Because this is where the colonial pattern mutates into a modern form. Africa is told it is participating in the industries of the future. It is told it is indispensable to global transformation. It is told its cobalt, lithium, copper and rare minerals will place it at the heart of a new economic age. But too often what this really means is that African soil remains strategic while African people remain disposable. The minerals are precious. The communities are negotiable. The exports are protected. The citizens are not.

That is not partnership. That is not development. That is not green transition. That is organized hypocrisy.

And Congo’s government must not be permitted to dress this hypocrisy in the language of national progress. A state does not become visionary because foreign investors are active on its soil. A state becomes worthy when its people can breathe without fear. When parents do not watch children bleed from the nose because a mine is productive. When the old are not left to inhale poison in the name of global sustainability. When the Constitution is not just recited during political ceremonies but enforced against those who violate its spirit and its command.

The tragedy of Congo is that its people suffer not only from predators, but from permissions. So much harm in Africa does not happen because governments are absent. It happens because governments are present in all the wrong ways: present to sign, present to negotiate, present to pose, present to extract rents, present to celebrate investment, but absent when it is time to protect the vulnerable from the cost of those deals.

That is why the primary enemy in this story is not only the emitting company. It is the political order that permits the emissions, normalizes the suffering and then behaves as though accountability is an inconvenience. A foreign company may pollute. But only a weak, compromised or indifferent state allows such pollution to settle into the lives of its people as a routine condition of national development.

And there is a final insult buried inside all this.

The world will likely continue marketing electric vehicles as symbols of conscience. Governments will continue speaking the language of clean energy. Corporations will continue publishing ESG reports. Consumers will continue charging devices with little thought about what made that convenience possible. Meanwhile, in Congo, families near the mines are left to bear the price in their lungs, their blood, their fear and their uncertainty.

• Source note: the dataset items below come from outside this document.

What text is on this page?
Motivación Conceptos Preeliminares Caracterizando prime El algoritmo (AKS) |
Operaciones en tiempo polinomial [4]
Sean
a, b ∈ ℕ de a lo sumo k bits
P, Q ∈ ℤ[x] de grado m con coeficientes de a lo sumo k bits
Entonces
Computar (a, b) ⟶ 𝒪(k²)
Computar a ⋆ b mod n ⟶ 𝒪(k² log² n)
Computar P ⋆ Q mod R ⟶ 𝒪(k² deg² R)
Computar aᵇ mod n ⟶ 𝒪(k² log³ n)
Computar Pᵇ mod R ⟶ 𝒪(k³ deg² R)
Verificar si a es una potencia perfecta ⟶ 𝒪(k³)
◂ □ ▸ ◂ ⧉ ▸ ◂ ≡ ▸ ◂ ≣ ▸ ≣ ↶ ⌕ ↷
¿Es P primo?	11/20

So this is the green transition?

Electric cars for the world. Toxic air for Congo.

Africa should reject this arrangement with moral clarity and political rage. Congo’s citizens should reject it with constitutional insistence. The country’s judiciary, civil society, lawmakers and communities should force this crisis into the center of national life until it can no longer be managed as a peripheral inconvenience. Because a Constitution that cannot protect citizens from poisoning in the heart of a strategic industry is not being upheld. It is being mocked.

And a government that allows this mockery to continue deserves not praise for attracting investment, but condemnation for failing its most basic duty.

Congo does not lack a constitutional mandate. It lacks a ruling class willing to honor it.

That is the scandal.

That is the shame.

And that is the truth the world must stop looking away from.


Sources 

Constitution of the Democratic Republic of the Congo. 2006. English translation. Accessed March 16, 2026.

Environmental Investigation Agency. Toxic Transition: How CMOC’s Cobalt Expansion Has Poisoned Communities in the Democratic Republic of Congo. London: Environmental Investigation Agency, March 2026.

Environmental Investigation Agency. “Report: Cobalt Mine Supplying Major Western Automakers Has Triggered Public Health Crisis in Democratic Republic of Congo.” Press release, March 9, 2026.

CMOC Group Limited. “CMOC Releases 2024 Annual Results.” March 24, 2025.

Cobalt Institute. Cobalt Market Report 2024. London: Cobalt Institute, 2025.

The Wall Street Journal. “Investigators Say Chinese Cobalt Plant Sickened Congo Town.” March 10, 2026.